While Pakistan reels from the second attack by the Tehreek-e-Taliban, 48 hours after they claimed responsibility for the attack at the Jinnah International Airport in Karachi, the brazen strikes force one to question whether the Inter-Services-Intelligence, which at one point controlled these terrorist outfits, has lost all grip on them.
After the attacks, a member of the TTP is believed to have said that the attacks were revenge against the ISI for trying to weaken their outfit and disband them. They also wanted to seek revenge for the killing of Hakimullah Mehsud, their leader who was killed in a US drone strike. “We attacked the airport to avenge the death of Mehsud, our late leader. There are many more to come as it is just the beginning,” said a representative of the TTP.
The attacks and the statements clearly show that the TTP is no longer in a conciliatory mood with the ISI. C D Sahay, former head of India’s Research and Analysis Wing, says that over a period of time, groups such as the TTP have become extremely powerful and have sustainable resources in terms of money and arms. More importantly, they are highly indoctrinated in terms of religious beliefs which is the most significant reason as to why they would even go against their creators -- the ISI.
Michael Kugelman, an expert on issues relating to South Asia, South East Asia, particularly India, Pakistan and Afghanistan and the senior programme associate at the Woodrow Wilson Centre, WashingtonDC, says the attack in Karachi is just a reminder of how Pakistan is still in the tight grip of well-armed, determined militants who operate with sheer impunity.
He adds that the airport attack is just a prologue and Pakistan can expect a new wave of attacks, after the government decided to no longer pursue peace talks with the Taliban.
And with thousands of Taliban fighters in Karachi alone, it appears inevitable that other Pakistan cities, too, are about to experience violence, Kugelman points out.

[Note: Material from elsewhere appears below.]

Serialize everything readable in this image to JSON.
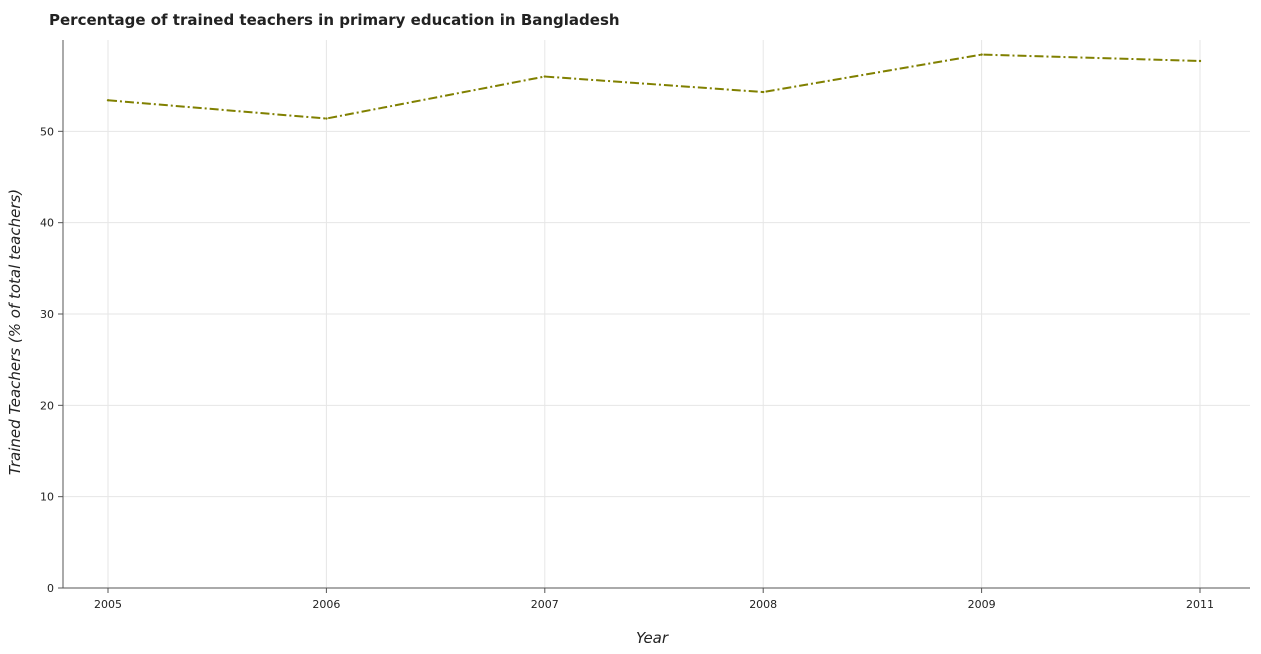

Sahay adds that the TTP’s main intent today is to keep the Nawaz Sharif government on edge. “Today, the TTP is capable of acting on its own and I don’t agree that for an attack like the one at Karachi a mole in the government was required. It was a suicide attack and when they come on such a mission, they don’t need anyone.”
And it is not just the TTP that the ISI is losing control over. According to sources, the home-grown Indian Mujahideen outfit is also trying to break away from the ISI, ever since it felt that Pakistan was cosying up to the United States.
There are murmurs that sensing the pullout, the ISI themselves handed over Yasin Bhatkal so that he could be apprehended by the Indians, which would lead to a leadership vacuum within the IM and allow the ISI to appoint a person of its choice to head the terror outfit.
And at a time when it seems that the ISI is losing control, Pakistan may have to look to Hamid Gul, former chief of the ISI, to help put things back in order. After all, Gul is the person responsible for keeping all the terror outfits under the rule of the ISI and also allegedly responsible for tipping off slain Al Qaeda leader Osama bin Laden of an impending US missile strike.
Image: Smoke billows from the Jinnah International Airport in Karachi after members of the Tehreek-e-Taliban Pakistan attacked it on Sunday.